Bis zu 60.000 Menschen feiern in Prag die Vielfalt

Ein deutliches Zeichen an die gesamte Region

Symbolbild: Prague Pride
Symbolbild - Prague Pride/Catherine Shiflett

Am Samstag hat in der tschechischen Hauptstadt Prag die Pride mit der Regenbogenparade ihren Höhepunkt gefunden: Wie tschechische Medien berichteten, marschierten bis zu 60.000 Teilnehmer:innen vom Wenzelsplatz über den Altstädter Ring im Herzen der Moldau-Metropole bis zur Festwiese Letná. Es war die zwölfte Parade. Tschechien positioniert sich mit der Parade auch als sicheren Ort für die LGBTI-Community in Mittel- und Osteuropa.

Nachhaltiger und besser fürs historische Zentrum: Keine Trucks bei der Parade

Die Parade feierte nach zwei Jahren Corona-Pause ein Comeback – mit einer Änderung: Die Prager Regenbogenparade war autofrei. „Wer in den letzten Jahren dabei war, weiß, dass es große Umzugswagen gab. Aber die gehören nun der Vergangenheit an. Wir wollen nachhaltiger werden und uns besser ins historische Zentrum der Stadt integrieren“, so Tom Bílý, Direktor der Pride, gegenüber Radio Prag .

Unterstützung für die Prague Pride kam nicht nur von der Bevölkerung, die den Weg säumte, klatschte und jubelte, sondern auch von zahlreichen Politikern: So marschierte der Prager Bürgermeister Zdeněk Hřib mit seiner Frau in vorne mit, wie das Nachrichtenportal iDnes.cz  berichtete.

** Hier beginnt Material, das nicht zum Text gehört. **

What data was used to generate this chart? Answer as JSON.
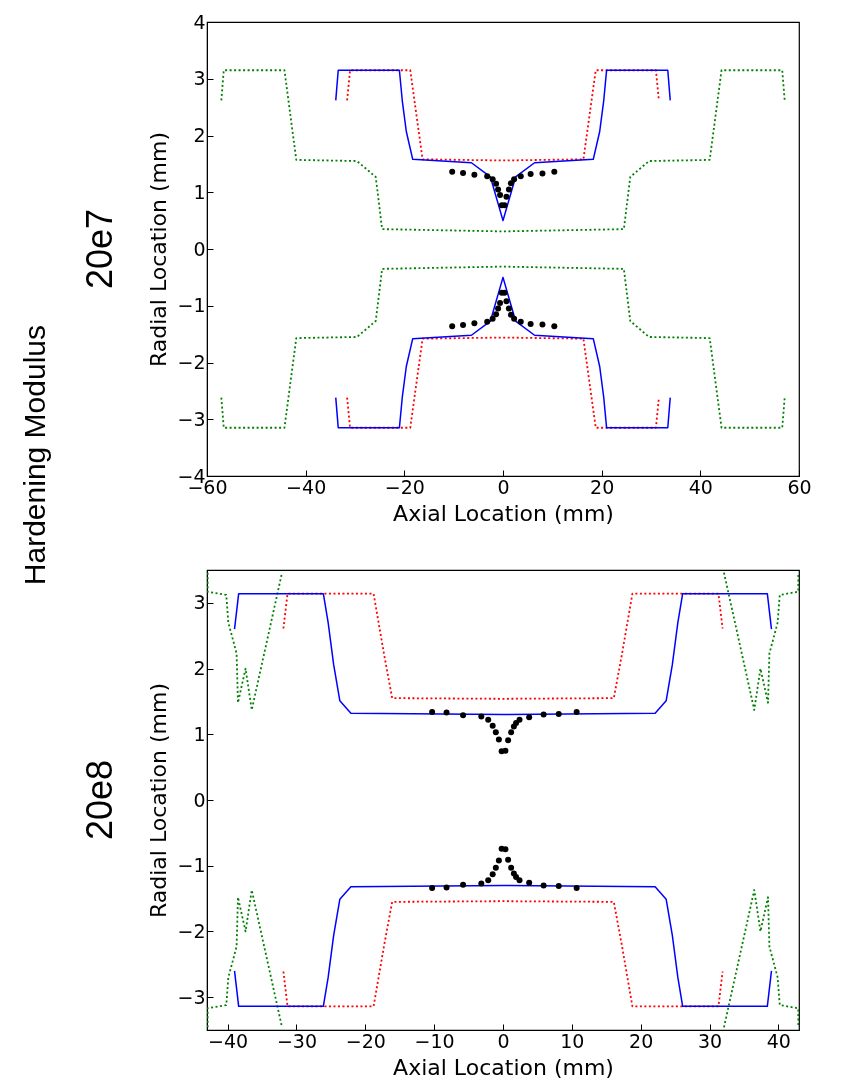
{
  "chart_data": [
    {
      "type": "line",
      "title": "20e7",
      "xlabel": "Axial Location (mm)",
      "ylabel": "Radial Location (mm)",
      "annotations": [
        "Hardening Modulus"
      ],
      "xlim": [
        -60,
        60
      ],
      "ylim": [
        -4,
        4
      ],
      "xticks": [
        -60,
        -40,
        -20,
        0,
        20,
        40,
        60
      ],
      "yticks": [
        -4,
        -3,
        -2,
        -1,
        0,
        1,
        2,
        3,
        4
      ],
      "series": [
        {
          "color": "#008000",
          "line_style": "dotted",
          "x": [
            -57.1,
            -56.6,
            -44.3,
            -41.9,
            -29.6,
            -25.8,
            -24.5,
            0,
            24.5,
            25.8,
            29.6,
            41.9,
            44.3,
            56.6,
            57.1,
            null,
            -57.1,
            -56.6,
            -44.3,
            -41.9,
            -29.6,
            -25.8,
            -24.5,
            0,
            24.5,
            25.8,
            29.6,
            41.9,
            44.3,
            56.6,
            57.1
          ],
          "values": [
            2.62,
            3.15,
            3.15,
            1.57,
            1.55,
            1.27,
            0.35,
            0.31,
            0.35,
            1.27,
            1.55,
            1.57,
            3.15,
            3.15,
            2.62,
            null,
            -2.62,
            -3.15,
            -3.15,
            -1.57,
            -1.55,
            -1.27,
            -0.35,
            -0.31,
            -0.35,
            -1.27,
            -1.55,
            -1.57,
            -3.15,
            -3.15,
            -2.62
          ]
        },
        {
          "color": "#ff0000",
          "line_style": "dotted",
          "x": [
            -31.6,
            -31.0,
            -18.8,
            -16.3,
            0,
            16.3,
            18.8,
            31.0,
            31.6,
            null,
            -31.6,
            -31.0,
            -18.8,
            -16.3,
            0,
            16.3,
            18.8,
            31.0,
            31.6
          ],
          "values": [
            2.62,
            3.15,
            3.15,
            1.58,
            1.56,
            1.58,
            3.15,
            3.15,
            2.62,
            null,
            -2.62,
            -3.15,
            -3.15,
            -1.58,
            -1.56,
            -1.58,
            -3.15,
            -3.15,
            -2.62
          ]
        },
        {
          "color": "#0000ff",
          "line_style": "solid",
          "x": [
            -33.9,
            -33.4,
            -21.0,
            -20.4,
            -19.6,
            -18.3,
            -6.4,
            -2.55,
            0,
            2.55,
            6.4,
            18.3,
            19.6,
            20.4,
            21.0,
            33.4,
            33.9,
            null,
            -33.9,
            -33.4,
            -21.0,
            -20.4,
            -19.6,
            -18.3,
            -6.4,
            -2.55,
            0,
            2.55,
            6.4,
            18.3,
            19.6,
            20.4,
            21.0,
            33.4,
            33.9
          ],
          "values": [
            2.62,
            3.15,
            3.15,
            2.6,
            2.07,
            1.58,
            1.52,
            1.27,
            0.5,
            1.27,
            1.52,
            1.58,
            2.07,
            2.6,
            3.15,
            3.15,
            2.62,
            null,
            -2.62,
            -3.15,
            -3.15,
            -2.6,
            -2.07,
            -1.58,
            -1.52,
            -1.27,
            -0.5,
            -1.27,
            -1.52,
            -1.58,
            -2.07,
            -2.6,
            -3.15,
            -3.15,
            -2.62
          ]
        },
        {
          "type": "scatter",
          "color": "#000000",
          "marker": "circle",
          "x": [
            -10.3,
            -8.1,
            -5.8,
            -3.2,
            -2.1,
            -1.4,
            -1.0,
            -0.6,
            -0.25,
            0.3,
            0.7,
            1.2,
            1.6,
            2.25,
            3.6,
            5.6,
            8.0,
            10.4,
            -10.3,
            -8.1,
            -5.8,
            -3.2,
            -2.1,
            -1.4,
            -1.0,
            -0.6,
            -0.25,
            0.3,
            0.7,
            1.2,
            1.6,
            2.25,
            3.6,
            5.6,
            8.0,
            10.4
          ],
          "values": [
            1.36,
            1.34,
            1.31,
            1.28,
            1.23,
            1.15,
            1.05,
            0.95,
            0.77,
            0.77,
            0.92,
            1.05,
            1.16,
            1.23,
            1.28,
            1.32,
            1.33,
            1.36,
            -1.36,
            -1.34,
            -1.31,
            -1.28,
            -1.23,
            -1.15,
            -1.05,
            -0.95,
            -0.77,
            -0.77,
            -0.92,
            -1.05,
            -1.16,
            -1.23,
            -1.28,
            -1.32,
            -1.33,
            -1.36
          ]
        }
      ]
    },
    {
      "type": "line",
      "title": "20e8",
      "xlabel": "Axial Location (mm)",
      "ylabel": "Radial Location (mm)",
      "xlim": [
        -43,
        43
      ],
      "ylim": [
        -3.5,
        3.5
      ],
      "xticks": [
        -40,
        -30,
        -20,
        -10,
        0,
        10,
        20,
        30,
        40
      ],
      "yticks": [
        -3,
        -2,
        -1,
        0,
        1,
        2,
        3
      ],
      "series": [
        {
          "color": "#008000",
          "line_style": "dotted",
          "x": [
            -42.9,
            -42.9,
            -40.2,
            -39.9,
            -38.7,
            -38.5,
            -37.4,
            -36.5,
            -32.1,
            null,
            32.1,
            36.5,
            37.4,
            38.5,
            38.7,
            39.9,
            40.2,
            42.9,
            42.9,
            null,
            -42.9,
            -42.9,
            -40.2,
            -39.9,
            -38.7,
            -38.5,
            -37.4,
            -36.5,
            -32.1,
            null,
            32.1,
            36.5,
            37.4,
            38.5,
            38.7,
            39.9,
            40.2,
            42.9,
            42.9
          ],
          "values": [
            3.46,
            3.17,
            3.12,
            2.7,
            2.23,
            1.48,
            2.0,
            1.37,
            3.46,
            null,
            3.46,
            1.37,
            2.0,
            1.48,
            2.23,
            2.7,
            3.12,
            3.17,
            3.46,
            null,
            -3.46,
            -3.17,
            -3.12,
            -2.7,
            -2.23,
            -1.48,
            -2.0,
            -1.37,
            -3.46,
            null,
            -3.46,
            -1.37,
            -2.0,
            -1.48,
            -2.23,
            -2.7,
            -3.12,
            -3.17,
            -3.46
          ]
        },
        {
          "color": "#ff0000",
          "line_style": "dotted",
          "x": [
            -31.9,
            -31.3,
            -18.8,
            -17.3,
            -16.1,
            0,
            16.1,
            17.3,
            18.8,
            31.3,
            31.9,
            null,
            -31.9,
            -31.3,
            -18.8,
            -17.3,
            -16.1,
            0,
            16.1,
            17.3,
            18.8,
            31.3,
            31.9
          ],
          "values": [
            2.61,
            3.14,
            3.14,
            2.23,
            1.55,
            1.54,
            1.55,
            2.23,
            3.14,
            3.14,
            2.61,
            null,
            -2.61,
            -3.14,
            -3.14,
            -2.23,
            -1.55,
            -1.54,
            -1.55,
            -2.23,
            -3.14,
            -3.14,
            -2.61
          ]
        },
        {
          "color": "#0000ff",
          "line_style": "solid",
          "x": [
            -39.0,
            -38.4,
            -26.1,
            -25.4,
            -24.6,
            -23.7,
            -22.1,
            0,
            22.1,
            23.7,
            24.6,
            25.4,
            26.1,
            38.4,
            39.0,
            null,
            -39.0,
            -38.4,
            -26.1,
            -25.4,
            -24.6,
            -23.7,
            -22.1,
            0,
            22.1,
            23.7,
            24.6,
            25.4,
            26.1,
            38.4,
            39.0
          ],
          "values": [
            2.6,
            3.14,
            3.14,
            2.7,
            2.06,
            1.51,
            1.32,
            1.3,
            1.32,
            1.51,
            2.06,
            2.7,
            3.14,
            3.14,
            2.6,
            null,
            -2.6,
            -3.14,
            -3.14,
            -2.7,
            -2.06,
            -1.51,
            -1.32,
            -1.3,
            -1.32,
            -1.51,
            -2.06,
            -2.7,
            -3.14,
            -3.14,
            -2.6
          ]
        },
        {
          "type": "scatter",
          "color": "#000000",
          "marker": "circle",
          "x": [
            -10.3,
            -8.2,
            -5.8,
            -3.15,
            -2.15,
            -1.5,
            -1.04,
            -0.6,
            -0.2,
            0.35,
            0.74,
            1.18,
            1.58,
            1.9,
            2.4,
            3.8,
            5.9,
            8.1,
            10.7,
            -10.3,
            -8.2,
            -5.8,
            -3.15,
            -2.15,
            -1.5,
            -1.04,
            -0.6,
            -0.2,
            0.35,
            0.74,
            1.18,
            1.58,
            1.9,
            2.4,
            3.8,
            5.9,
            8.1,
            10.7
          ],
          "values": [
            1.34,
            1.33,
            1.29,
            1.27,
            1.22,
            1.13,
            1.03,
            0.92,
            0.74,
            0.75,
            0.91,
            1.03,
            1.12,
            1.17,
            1.22,
            1.26,
            1.3,
            1.31,
            1.34,
            -1.34,
            -1.33,
            -1.29,
            -1.27,
            -1.22,
            -1.13,
            -1.03,
            -0.92,
            -0.74,
            -0.75,
            -0.91,
            -1.03,
            -1.12,
            -1.17,
            -1.22,
            -1.26,
            -1.3,
            -1.31,
            -1.34
          ]
        }
      ]
    }
  ]
}
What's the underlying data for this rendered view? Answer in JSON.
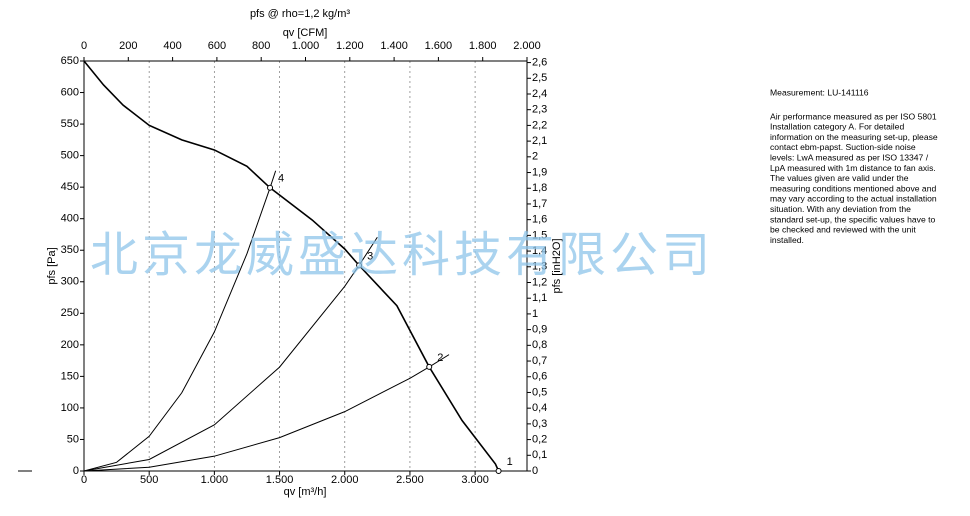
{
  "chart_data": {
    "type": "line",
    "title": "pfs @ rho=1,2 kg/m³",
    "x_label": "qv [m³/h]",
    "x2_label": "qv [CFM]",
    "y_label": "pfs [Pa]",
    "y2_label": "pfs [inH2O]",
    "xlim": [
      0,
      3398
    ],
    "x2lim": [
      0,
      2000
    ],
    "ylim": [
      0,
      650
    ],
    "y2lim": [
      0,
      2.61
    ],
    "xticks": [
      0,
      500,
      {
        "value": 1000,
        "label": "1.000"
      },
      {
        "value": 1500,
        "label": "1.500"
      },
      {
        "value": 2000,
        "label": "2.000"
      },
      {
        "value": 2500,
        "label": "2.500"
      },
      {
        "value": 3000,
        "label": "3.000"
      }
    ],
    "x2ticks": [
      0,
      200,
      400,
      600,
      800,
      {
        "value": 1000,
        "label": "1.000"
      },
      {
        "value": 1200,
        "label": "1.200"
      },
      {
        "value": 1400,
        "label": "1.400"
      },
      {
        "value": 1600,
        "label": "1.600"
      },
      {
        "value": 1800,
        "label": "1.800"
      },
      {
        "value": 2000,
        "label": "2.000"
      }
    ],
    "yticks": [
      0,
      50,
      100,
      150,
      200,
      250,
      300,
      350,
      400,
      450,
      500,
      550,
      600,
      650
    ],
    "y2ticks": [
      0,
      {
        "value": 0.1,
        "label": "0,1"
      },
      {
        "value": 0.2,
        "label": "0,2"
      },
      {
        "value": 0.3,
        "label": "0,3"
      },
      {
        "value": 0.4,
        "label": "0,4"
      },
      {
        "value": 0.5,
        "label": "0,5"
      },
      {
        "value": 0.6,
        "label": "0,6"
      },
      {
        "value": 0.7,
        "label": "0,7"
      },
      {
        "value": 0.8,
        "label": "0,8"
      },
      {
        "value": 0.9,
        "label": "0,9"
      },
      1,
      {
        "value": 1.1,
        "label": "1,1"
      },
      {
        "value": 1.2,
        "label": "1,2"
      },
      {
        "value": 1.3,
        "label": "1,3"
      },
      {
        "value": 1.4,
        "label": "1,4"
      },
      {
        "value": 1.5,
        "label": "1,5"
      },
      {
        "value": 1.6,
        "label": "1,6"
      },
      {
        "value": 1.7,
        "label": "1,7"
      },
      {
        "value": 1.8,
        "label": "1,8"
      },
      {
        "value": 1.9,
        "label": "1,9"
      },
      2,
      {
        "value": 2.1,
        "label": "2,1"
      },
      {
        "value": 2.2,
        "label": "2,2"
      },
      {
        "value": 2.3,
        "label": "2,3"
      },
      {
        "value": 2.4,
        "label": "2,4"
      },
      {
        "value": 2.5,
        "label": "2,5"
      },
      {
        "value": 2.6,
        "label": "2,6"
      }
    ],
    "grid": true,
    "series": [
      {
        "color": "#000000",
        "x": [
          0,
          150,
          300,
          500,
          750,
          1000,
          1250,
          1427,
          1750,
          2000,
          2110,
          2400,
          2648,
          2900,
          3156,
          3180
        ],
        "values": [
          650,
          612,
          580,
          548,
          525,
          509,
          483,
          449,
          398,
          352,
          326,
          262,
          165,
          80,
          11,
          0
        ]
      },
      {
        "color": "#000000",
        "x": [
          0,
          250,
          500,
          750,
          1000,
          1250,
          1427,
          1470
        ],
        "values": [
          0,
          13.8,
          55.1,
          124,
          220.5,
          344.5,
          449,
          476
        ]
      },
      {
        "color": "#000000",
        "x": [
          0,
          500,
          1000,
          1500,
          2000,
          2110,
          2250
        ],
        "values": [
          0,
          18.3,
          73.2,
          164.7,
          292.8,
          326,
          370.6
        ]
      },
      {
        "color": "#000000",
        "x": [
          0,
          500,
          1000,
          1500,
          2000,
          2500,
          2648,
          2800
        ],
        "values": [
          0,
          5.9,
          23.5,
          52.9,
          94.1,
          147,
          165,
          184.5
        ]
      }
    ],
    "operating_points": [
      {
        "label": "1",
        "x": 3180,
        "y": 0
      },
      {
        "label": "2",
        "x": 2648,
        "y": 165
      },
      {
        "label": "3",
        "x": 2110,
        "y": 326
      },
      {
        "label": "4",
        "x": 1427,
        "y": 449
      }
    ]
  },
  "notes": {
    "measurement": "Measurement: LU-141116",
    "lines": [
      "Air performance measured as per ISO 5801",
      "Installation category A. For detailed",
      "information on the measuring set-up, please",
      "contact ebm-papst. Suction-side noise",
      "levels: LwA measured as per ISO 13347 /",
      "LpA measured with 1m distance to fan axis.",
      "The values given are valid under the",
      "measuring conditions mentioned above and",
      "may vary according to the actual installation",
      "situation. With any deviation from the",
      "standard set-up, the specific values have to",
      "be checked and reviewed with the unit",
      "installed."
    ]
  },
  "watermark": "北京龙威盛达科技有限公司"
}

Außenminister Jan Lipavský, der wie Hřib zur Piratenpartei gehört, hatte gemeinsam mit diesem und prominenten Lokalpolitikern den Ehrenschutz über die gesamte Festivalwoche übernommen.

Prag als sicherer Hafen für die Community in Mittel- und Osteuropa

Ein zentrales Thema der diesjährigen Pride sei die Situation der LGBTI-Community in Mittel- und Osteuropa, so Bílý weiter. Denn zur Prague Pride kommen auch viele Besucher:innen aus Österreich, Deutschland, Polen, Ungarn und der Slowakei. „In diesem Jahr kommen noch Besucher aus der Ukraine hinzu“, fügt der Pride-Direktor hinzu.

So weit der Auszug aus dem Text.